As I thought later about the possibility that I've lost my professional momentum, that staying off the job market for a few more years might damage my professional reputation, I realized that my--and others'--ability to remain professionally active through online work demonstrates a strong professional identity and plenty of momentum, the results of working in a professional community that so carefully ties together its theories and its own professional practices. If we are to claim that technology and computer-mediated communication will allow our culture to evolve in new and exciting ways, should we not demonstrate that potential with our own lives and work? Should I not become somewhat of a virtual professional for the sake of my family? I think I am lucky to be in a field where technology-enhanced self-determination is possible.

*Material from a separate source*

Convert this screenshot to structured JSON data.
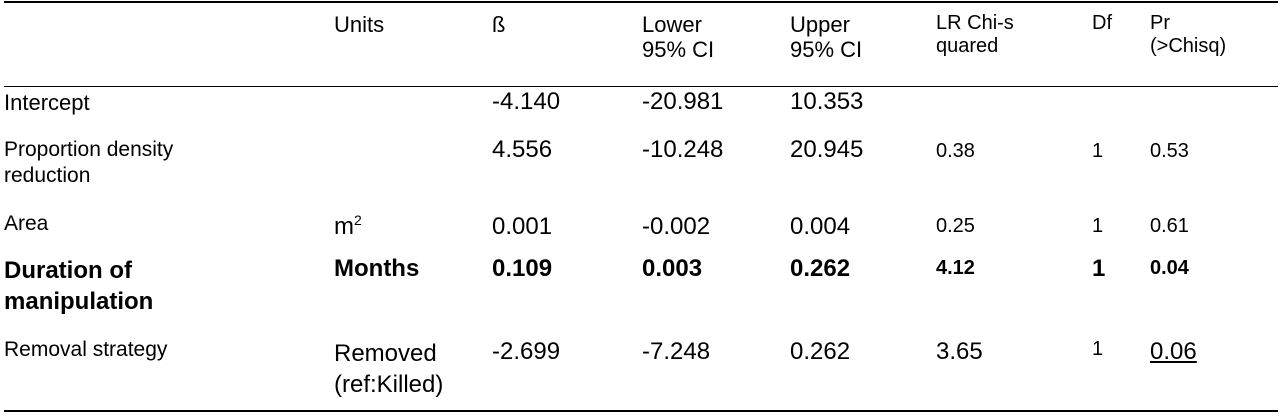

My example is certainly not unique; I think the many individuals who publish in, staff, or read Kairos are going a long way towards establishing their own unique and momentum-filled professional identities as compositionists, technologists, and scholars. So I invite you to look at this journal--and particularly this proceedings issue--in a slightly different light, as both a marker and a promoter of a new type of virtual scholarship and professional identity. Business gurus might call such a challenge of old models of professionalism "thinking outside of the box"; to many of us, it's just what we do.

Virtually,

 Greg
 
 

Greg Siering is the editor and publisher of  Kairos. He is a doctoral student in Composition and Rhetoric at Ball State University where he teaches first-year composition and manages the department website.